Dans un récit entrecoupé de sanglots, le vieil homme brise le silence. Il n’était pas le témoin impuissant de cette nuit-là. Il en était l’architecte, la cheville ouvrière d’un crime sordide orchestré par un certain “Albert Durand”, un homme élégant qui avait su exploiter sa solitude et sa pauvreté.
Des Enfants sur Catalogue
Ce que Valler révèle dépasse l’entendement. Il n’y a pas eu d’effraction car c’est lui, George, qui a ouvert la porte. Il n’y a pas eu de cris car c’est lui qui a versé un puissant somnifère dans le lait du goûter. Les enfants ne dormaient pas paisiblement ; ils étaient inconscients, drogués pour être manipulés comme des poupées de chiffon.
Le plus glaçant reste le mode opératoire. Ce n’était pas un enlèvement au hasard. Les 11 enfants avaient été sélectionnés. Durant des mois, Valler avait fourni des fiches détaillées à l’organisation criminelle : âge, couleur des yeux, caractère. Un véritable catalogue pour de riches acheteurs en Amérique du Sud et en Afrique du Nord. Sophie Lambert ? Vendue à un client en Argentine. Les jumeaux ? “Commandés” pour l’Algérie.
La nuit du drame, une camionnette bleue s’est garée dans la ruelle arrière. Des hommes en blouse blanche ont chargé les petits corps endormis sur des civières, avec une efficacité industrielle. En vingt minutes, c’était fini. Valler a refait les lits pour simuler un départ calme, puis a attendu 3 heures du matin pour jouer la comédie de la découverte paniquée.

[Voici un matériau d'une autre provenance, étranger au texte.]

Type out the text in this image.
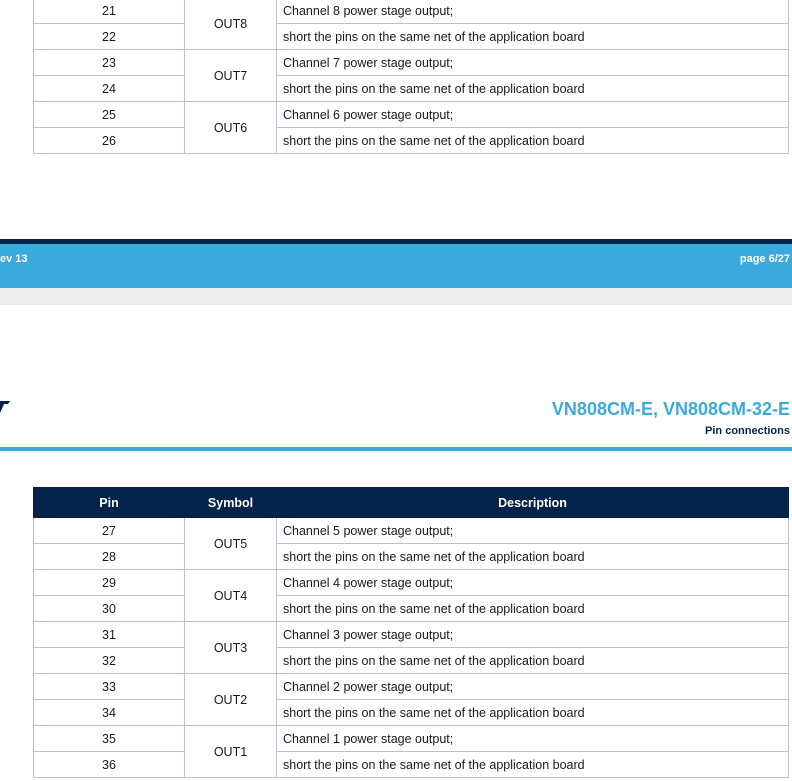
21	OUT8	Channel 8 power stage output;
22		short the pins on the same net of the application board
23	OUT7	Channel 7 power stage output;
24		short the pins on the same net of the application board
25	OUT6	Channel 6 power stage output;
26		short the pins on the same net of the application board
ev 13	page 6/27
VN808CM-E, VN808CM-32-E
Pin connections
Pin	Symbol	Description
27	OUT5	Channel 5 power stage output;
28		short the pins on the same net of the application board
29	OUT4	Channel 4 power stage output;
30		short the pins on the same net of the application board
31	OUT3	Channel 3 power stage output;
32		short the pins on the same net of the application board
33	OUT2	Channel 2 power stage output;
34		short the pins on the same net of the application board
35	OUT1	Channel 1 power stage output;
36		short the pins on the same net of the application board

La Preuve Cachée dans le Mur
Les enquêteurs, dépêchés au chevet du mourant, ont d’abord cru au délire d’un esprit malade. Mais Valler leur a donné la clé : une cachette dans son ancienne chambre à l’orphelinat. Là, derrière une plinthe, ils ont trouvé l’héritage du diable. Des lettres, des photos, et surtout, une liste manuscrite.

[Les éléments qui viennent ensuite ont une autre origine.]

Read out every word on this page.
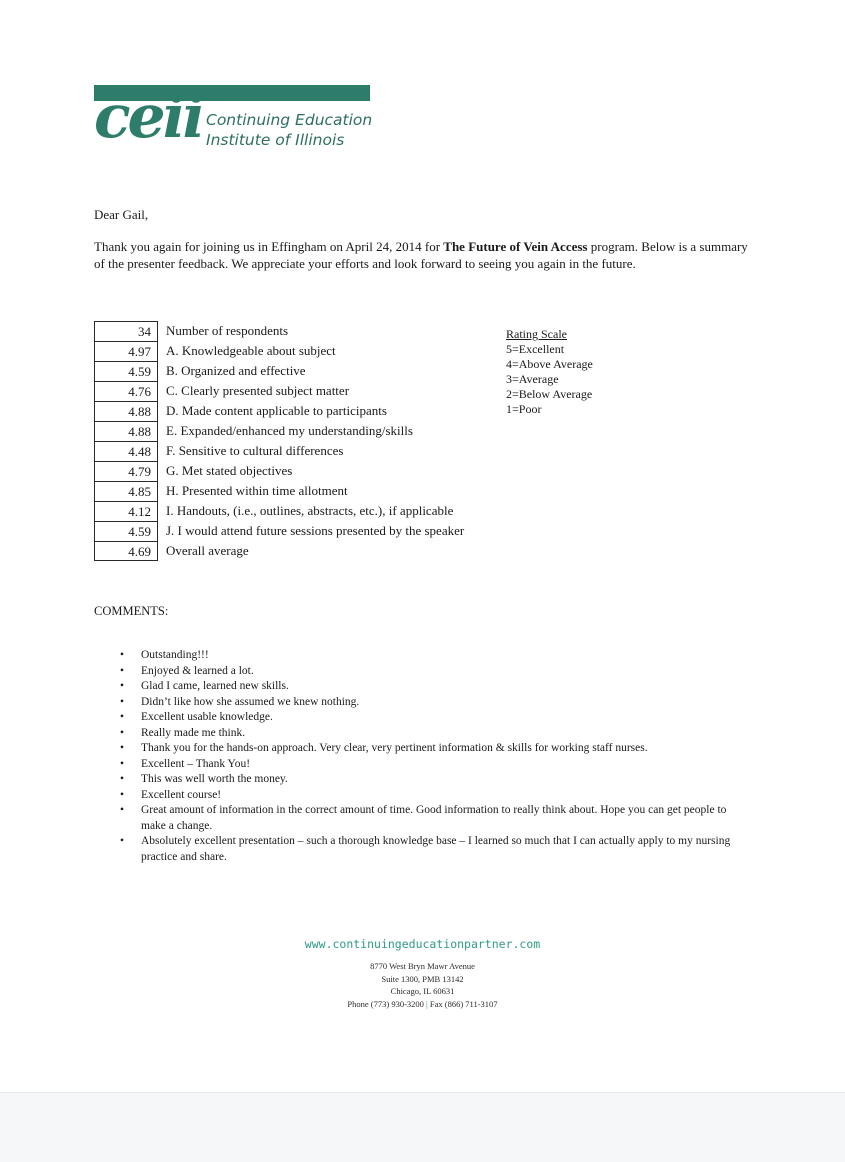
ceii Continuing Education
Institute of Illinois
Dear Gail,
Thank you again for joining us in Effingham on April 24, 2014 for The Future of Vein Access program. Below is a summary of the presenter feedback. We appreciate your efforts and look forward to seeing you again in the future.
34	Number of respondents
4.97	A. Knowledgeable about subject
4.59	B. Organized and effective
4.76	C. Clearly presented subject matter
4.88	D. Made content applicable to participants
4.88	E. Expanded/enhanced my understanding/skills
4.48	F. Sensitive to cultural differences
4.79	G. Met stated objectives
4.85	H. Presented within time allotment
4.12	I. Handouts, (i.e., outlines, abstracts, etc.), if applicable
4.59	J. I would attend future sessions presented by the speaker
4.69	Overall average
Rating Scale
5=Excellent
4=Above Average
3=Average
2=Below Average
1=Poor
COMMENTS:
• Outstanding!!!
• Enjoyed & learned a lot.
• Glad I came, learned new skills.
• Didn’t like how she assumed we knew nothing.
• Excellent usable knowledge.
• Really made me think.
• Thank you for the hands-on approach. Very clear, very pertinent information & skills for working staff nurses.
• Excellent – Thank You!
• This was well worth the money.
• Excellent course!
• Great amount of information in the correct amount of time. Good information to really think about. Hope you can get people to make a change.
• Absolutely excellent presentation – such a thorough knowledge base – I learned so much that I can actually apply to my nursing practice and share.
www.continuingeducationpartner.com
8770 West Bryn Mawr Avenue
Suite 1300, PMB 13142
Chicago, IL 60631
Phone (773) 930-3200 | Fax (866) 711-3107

C’était une comptabilité de l’horreur. En face de chaque prénom d’enfant, un prix, une destination, un “client”. Émilie, Maroc. Marc, Argentine. Ces documents ont confirmé l’existence d’un vaste réseau international de trafic d’enfants qui opérait sous couvert d’une fausse organisation humanitaire.
Valler avait cru, au début, offrir une vie meilleure à ces orphelins. C’est ce que Durand lui avait promis : des villas avec piscine, des parents aimants. La réalité ? Des réseaux d’exploitation, de travail forcé, voire pire. Quand il a compris, il était trop tard. Piégé par le chantage, il s’est tu, devenant le gardien d’un mausolée vide, hanté chaque nuit par les visages de ceux qu’il avait trahis.

Une Justice Amère
George Valler est mort quelques jours après sa confession, emportant avec lui son pardon impossible. Grâce à ses révélations, un complice, Marcel Bonnefoy, a été retrouvé et condamné. Mais pour les enfants ? Rien. Ou si peu. Des pistes qui s’évaporent au Maroc, des identités perdues en Argentine. Aucun des 11 disparus de Saint-Vincent n’a jamais été retrouvé officiellement. Ils ont été effacés, leurs passés réécrits par leurs acquéreurs.
Aujourd’hui, l’orphelinat a disparu, transformé en appartements de luxe. Mais une plaque reste, gravée des onze prénoms. Elle rappelle aux passants que le mal peut parfois porter le visage rassurant d’un gardien dévoué, et que la vérité, aussi terrifiante soit-elle, finit toujours par se frayer un chemin vers la lumière. Une leçon d’histoire criminelle qui nous oblige à ne jamais baisser la garde sur la protection de nos enfants.